Naming convention for "internal" variables and rules
ievgenii-shepeliuk opened this issue · comments
I would like to have a dedicated section/paragraph/etc explicitly defining naming convention for "internal" variable names inside functions/rules. i.e. should they be prefixed with _ as I saw in some guides.
e.g. - should we use _t
or t
for those variables
jwt_payload := _t[2] {
print("jwt_payload")
_t := io.jwt.decode_verify(jwt_raw, {"cert": jwks_request})
_t[0] == true
}
For variables declared inside of rules, there's no reason I can think of to use _
for a prefix. They aren't visible outside of the rule anyway, and will shadow variables of the same name declared in the outer scope, so that e.g.
x := 5
my_rule {
x := 10
print(x) # prints 10
}
However, one place where I think this question is highly relevant, and one I know have come up in the past, is whether there should be a way to mark top level variables and rules as "private". This could either be done by naming convention, like you suggest:
allow {
_my_helper_rule
}
_my_helper_rule {
# some logic here
}
While this would provide a hint to the reader, there's currently nothing to "enforce" this, unless one wants to be creative with e.g. an authz policy that denies requests to any path with a _
prefix.
package system.authz
default allow := {"allowed": true}
allow := {"allowed": false, "reason": "access to documents prefixed with '_' not allowed"} {
startswith(input.path[count(input.path) -1], "_")
}
allow := {"allowed": false, "reason": "access to 'data' not allowed"} {
input.path == ["v1", "data"]
}
Although you could easily retrieve these by querying for a parent document, so you'd need to expand on the above for a real use case, whether a good idea or not.
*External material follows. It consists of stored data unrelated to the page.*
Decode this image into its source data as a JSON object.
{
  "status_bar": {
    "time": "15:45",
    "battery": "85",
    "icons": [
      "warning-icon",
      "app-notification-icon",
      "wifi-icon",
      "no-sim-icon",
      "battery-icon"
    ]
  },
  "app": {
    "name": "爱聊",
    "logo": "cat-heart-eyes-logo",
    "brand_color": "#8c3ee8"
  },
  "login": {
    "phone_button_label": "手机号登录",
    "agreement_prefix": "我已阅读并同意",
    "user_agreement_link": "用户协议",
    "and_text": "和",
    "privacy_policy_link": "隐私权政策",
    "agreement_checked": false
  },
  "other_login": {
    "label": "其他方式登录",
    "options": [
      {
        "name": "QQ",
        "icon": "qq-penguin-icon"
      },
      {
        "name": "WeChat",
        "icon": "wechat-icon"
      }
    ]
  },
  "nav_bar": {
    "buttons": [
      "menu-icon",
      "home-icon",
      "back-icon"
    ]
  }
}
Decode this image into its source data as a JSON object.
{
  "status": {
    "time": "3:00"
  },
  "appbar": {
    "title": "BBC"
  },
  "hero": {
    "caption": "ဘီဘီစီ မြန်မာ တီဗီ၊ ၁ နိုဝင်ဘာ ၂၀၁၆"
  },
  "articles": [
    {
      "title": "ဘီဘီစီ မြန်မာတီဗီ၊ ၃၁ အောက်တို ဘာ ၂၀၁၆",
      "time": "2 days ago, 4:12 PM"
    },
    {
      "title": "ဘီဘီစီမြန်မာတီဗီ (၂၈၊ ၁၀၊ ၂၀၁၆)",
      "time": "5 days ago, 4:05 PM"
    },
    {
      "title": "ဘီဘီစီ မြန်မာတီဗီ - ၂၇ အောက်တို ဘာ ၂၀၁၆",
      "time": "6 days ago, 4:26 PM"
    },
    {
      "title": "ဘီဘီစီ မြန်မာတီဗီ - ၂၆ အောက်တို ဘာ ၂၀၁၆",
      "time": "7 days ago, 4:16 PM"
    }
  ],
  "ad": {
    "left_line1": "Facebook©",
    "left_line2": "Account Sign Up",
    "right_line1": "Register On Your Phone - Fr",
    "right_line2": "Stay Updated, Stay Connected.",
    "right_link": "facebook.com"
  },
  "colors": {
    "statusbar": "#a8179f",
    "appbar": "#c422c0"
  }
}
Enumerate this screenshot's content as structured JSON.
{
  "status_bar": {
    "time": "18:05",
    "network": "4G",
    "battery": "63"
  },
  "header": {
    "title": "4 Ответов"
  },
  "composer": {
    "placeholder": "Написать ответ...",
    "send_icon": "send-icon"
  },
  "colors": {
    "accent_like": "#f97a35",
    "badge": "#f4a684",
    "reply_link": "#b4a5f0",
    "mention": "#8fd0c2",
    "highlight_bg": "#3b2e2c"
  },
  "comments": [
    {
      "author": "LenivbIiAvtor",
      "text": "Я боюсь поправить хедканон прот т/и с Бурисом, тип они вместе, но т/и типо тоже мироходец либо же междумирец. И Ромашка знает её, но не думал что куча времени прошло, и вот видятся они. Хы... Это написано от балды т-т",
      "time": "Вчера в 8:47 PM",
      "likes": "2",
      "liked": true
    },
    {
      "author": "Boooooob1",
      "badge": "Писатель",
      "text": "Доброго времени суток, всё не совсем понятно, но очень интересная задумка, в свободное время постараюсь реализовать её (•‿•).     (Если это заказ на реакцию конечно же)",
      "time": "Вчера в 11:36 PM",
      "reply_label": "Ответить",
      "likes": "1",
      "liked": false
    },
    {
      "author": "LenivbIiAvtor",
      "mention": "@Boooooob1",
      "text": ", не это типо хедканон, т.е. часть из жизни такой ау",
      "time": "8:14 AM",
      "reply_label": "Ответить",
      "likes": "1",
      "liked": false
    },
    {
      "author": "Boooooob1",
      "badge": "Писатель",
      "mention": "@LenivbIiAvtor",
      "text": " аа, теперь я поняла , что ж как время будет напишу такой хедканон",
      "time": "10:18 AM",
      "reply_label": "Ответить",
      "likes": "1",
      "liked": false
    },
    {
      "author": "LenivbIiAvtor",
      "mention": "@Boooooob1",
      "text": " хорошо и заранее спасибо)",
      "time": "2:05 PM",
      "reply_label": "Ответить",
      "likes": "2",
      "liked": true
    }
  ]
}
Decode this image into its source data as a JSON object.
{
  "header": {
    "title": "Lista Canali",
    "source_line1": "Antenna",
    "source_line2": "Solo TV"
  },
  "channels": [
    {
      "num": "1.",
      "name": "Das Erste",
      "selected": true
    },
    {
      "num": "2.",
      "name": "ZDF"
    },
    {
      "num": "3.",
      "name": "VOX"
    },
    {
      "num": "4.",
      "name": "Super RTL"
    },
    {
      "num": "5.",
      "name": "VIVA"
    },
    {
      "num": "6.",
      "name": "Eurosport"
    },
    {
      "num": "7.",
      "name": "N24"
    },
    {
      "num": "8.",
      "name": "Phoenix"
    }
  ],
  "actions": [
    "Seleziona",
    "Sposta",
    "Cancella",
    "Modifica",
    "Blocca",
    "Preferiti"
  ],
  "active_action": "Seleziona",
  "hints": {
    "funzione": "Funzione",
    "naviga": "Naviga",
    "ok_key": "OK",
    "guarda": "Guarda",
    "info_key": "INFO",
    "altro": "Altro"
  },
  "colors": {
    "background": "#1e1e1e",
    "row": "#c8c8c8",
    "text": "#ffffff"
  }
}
For the future, we could either consider a keyword to mark rules as private/internal, or extend the metadata annotations to include an attribute that would do this, e.g.
# METADATA
# description: helper rule that helps
# visibility: private
my_helper_rule {
# some logic here
}
This could be done today already using custom annotations, but if we wanted the server to enforce this, we'd need to work on making that happen. I think this approach is probably the one I'd prefer.